The distribution \((p_1, \dots, p_K)\) on \(\{1,\dots,K\}\) is assumed to be given.

Dependent rounding developed by [Gandhi et al.] is a kind of technique that randomly selects a set of edges from a bipartite graph under some cardinality constraints.

  • It runs in \(\mathcal{O}(K)\) space complexity, and at most \(\mathcal{O}(K^2)\) time complexity (note that the article [Uchiya et al., 2010] wrongly claim it is in \(\mathcal{O}(K)\)).
  • References: see also https://www.cs.umd.edu/~samir/grant/jacm06.pdf
PoliciesMultiPlayers.DepRound.DepRound(weights_p, k=1)[source]

[[Algorithms for adversarial bandit problems with multiple plays, by T.Uchiya, A.Nakamura and M.Kudo, 2010](http://hdl.handle.net/2115/47057)] Figure 5 (page 15) is a very clean presentation of the algorithm.

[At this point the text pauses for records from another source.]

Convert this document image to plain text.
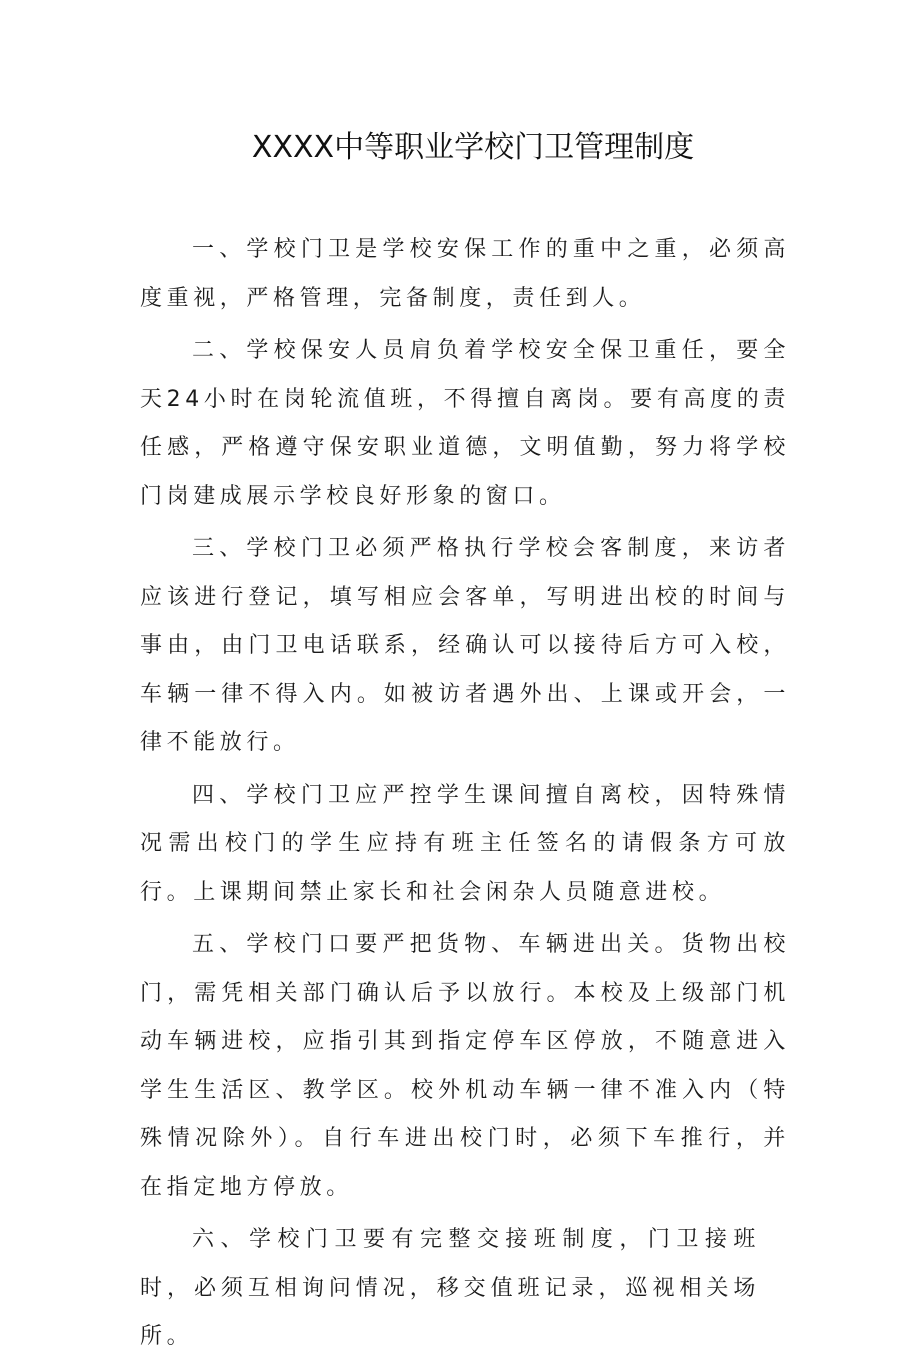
XXXX中等职业学校门卫管理制度

一、学校门卫是学校安保工作的重中之重，必须高度重视，严格管理，完备制度，责任到人。

二、学校保安人员肩负着学校安全保卫重任，要全天24小时在岗轮流值班，不得擅自离岗。要有高度的责任感，严格遵守保安职业道德，文明值勤，努力将学校门岗建成展示学校良好形象的窗口。

三、学校门卫必须严格执行学校会客制度，来访者应该进行登记，填写相应会客单，写明进出校的时间与事由，由门卫电话联系，经确认可以接待后方可入校，车辆一律不得入内。如被访者遇外出、上课或开会，一律不能放行。

四、学校门卫应严控学生课间擅自离校，因特殊情况需出校门的学生应持有班主任签名的请假条方可放行。上课期间禁止家长和社会闲杂人员随意进校。

五、学校门口要严把货物、车辆进出关。货物出校门，需凭相关部门确认后予以放行。本校及上级部门机动车辆进校，应指引其到指定停车区停放，不随意进入学生生活区、教学区。校外机动车辆一律不准入内（特殊情况除外）。自行车进出校门时，必须下车推行，并在指定地方停放。

六、学校门卫要有完整交接班制度，门卫接班时，必须互相询问情况，移交值班记录，巡视相关场所。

  • Inputs: \(k < K\) and weights_p \(= (p_1, \dots, p_K)\) such that \(\sum_{i=1}^{K} p_i = k\) (or \(= 1\)).
  • Output: A subset of \(\{1,\dots,K\}\) with exactly \(k\) elements. Each action \(i\) is selected with probability exactly \(p_i\).

Example:

>>> import numpy as np; import random
>>> np.random.seed(0); random.seed(0)  # for reproductibility!
>>> K = 5
>>> k = 2
>>> weights_p = [ 2, 2, 2, 2, 2 ]  # all equal weights
>>> DepRound(weights_p, k)
[3, 4]
>>> DepRound(weights_p, k)
[3, 4]
>>> DepRound(weights_p, k)
[0, 1]
>>> weights_p = [ 10, 8, 6, 4, 2 ]  # decreasing weights
>>> DepRound(weights_p, k)
[0, 4]
>>> DepRound(weights_p, k)
[1, 2]
>>> DepRound(weights_p, k)
[3, 4]
>>> weights_p = [ 3, 3, 0, 0, 3 ]  # decreasing weights
>>> DepRound(weights_p, k)
[0, 4]
>>> DepRound(weights_p, k)
[0, 4]
>>> DepRound(weights_p, k)
[0, 4]
>>> DepRound(weights_p, k)
[0, 1]
PoliciesMultiPlayers.DepRound.random() → x in the interval [0, 1).